17 comments, Last at 17 Jan 2021, 9:31am

1 I wonder

how much of an importance they'll place on RB in the draft. Will be very telling.

2 When the Packers hired…

When the Packers hired Lafleur, I was baffled. Exactly what did the Titans do on offense with LaFleur that was worthy of a HC position. And then the Titans improved dramatically with a different coordinator. And yet, LaFleur is having a wildly successful career thus far. 

Not sure what that tells us about scouting good head coaches. 

9 I would agree.  I'd also say…

I would agree.  I'd also say that issue applies more generally when hiring for leadership positions, not just head coaches.

Which isn't helpful, I know, but what people tend to do, I believe, is picture someone who was successful in the position previously, and try to hire as close to that ideal as they can find.  Which begs the question of whether they've identified the correct factors that led that prior person to be successful, or are focused on on the wrong factors?

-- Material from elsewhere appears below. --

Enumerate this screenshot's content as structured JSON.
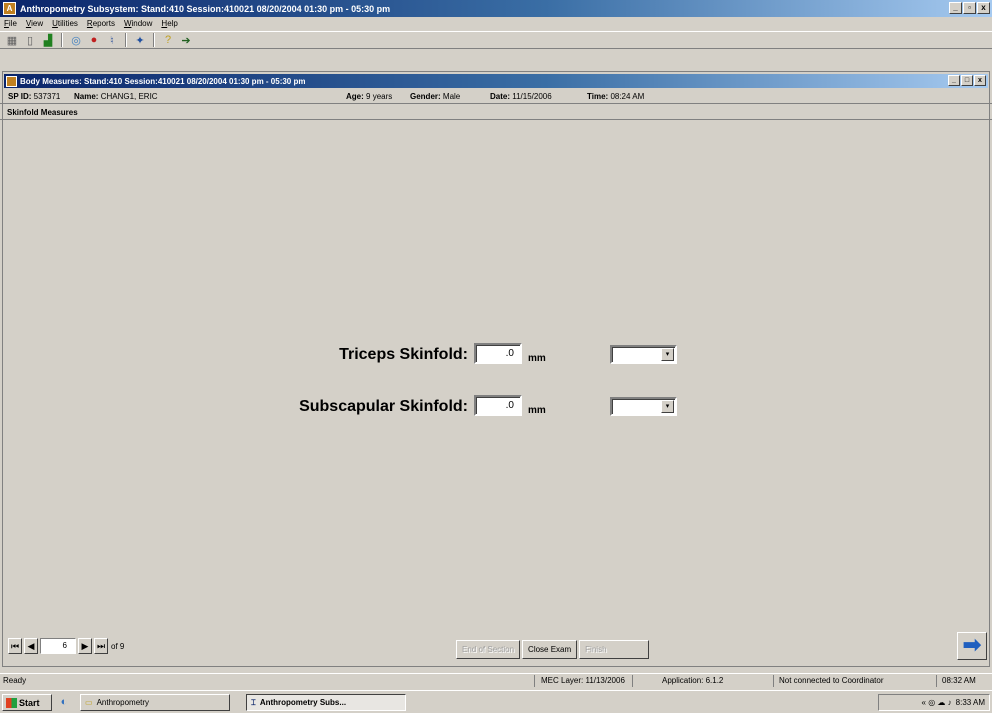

Who even do you try to emulate, right now?  Andy Reid - probably your best choice, but 3 years ago fewer people would have agreed.  Bill Belichick - good luck with that unicorn.  Doug Pederson - umm, maybe not?  Gary Kubiak, Pete Carroll, John Harbaugh?

Is there anything, objectively speaking, that is shared by all of them, contributed to their success, was not present in coaches who had failed careers, and can be accurately assessed in advance as being present or absent amongst coaching candidates? 

Every recruitment firm's going to have their checklist that they sell to ownership and measure candidates against.  But no one I know of has a track record of successful head coach hiring that suggests a methodology any better than throwing darts at a wall.

I don't know what I'd do, but I suspect I might look to someone outside of the coordinator ranks.  You get to hire an offensive and a defensive coordinator, so you don't need a head coach with those skills.  Plus everyone's fishing from that pond.  I'd probably look for someone with talent evaluation skills who also has experience in a leadership role and with managing people.  That tends to lead me towards the college ranks, but not necessarily towards guys whose success came from their recruitment efforts, so maybe lower tier schools?  But it likely has to be somebody with some pro experience, too, whether as a player or in a lower-ranked staff position.

 

 

12 "You get to hire an…

"You get to hire an offensive and a defensive coordinator, so you don't need a head coach with those skills."

 

The problem there is they can get hired away. Having a strong expertise on a side of the ball insulated you.

But I agree overall, probably better to zig while everyone zags. Cliff Kingsberry was seen as a reach hire and maybe he doesn't succeed, but at least he's trying something innovative and the Cards have improved since they hired him.

Lately, we have seen some old ways of thinking get debunked, like age of head coach and analytics savviness. I'd love to see if there's a creative defensive coordinator in college who deserves a shot. 

16 Selling

Lafleur may have been hired not by selling his Tennessee success but his Shanahan/McVay connections. Also, Lafleur didn't interview with a guy who made billions in business without a lick of football knowledge. He interviewed with Packer President Mark Murphy, who logged eight years in the league as a defensive player, a person who could understand game trends in the NFL.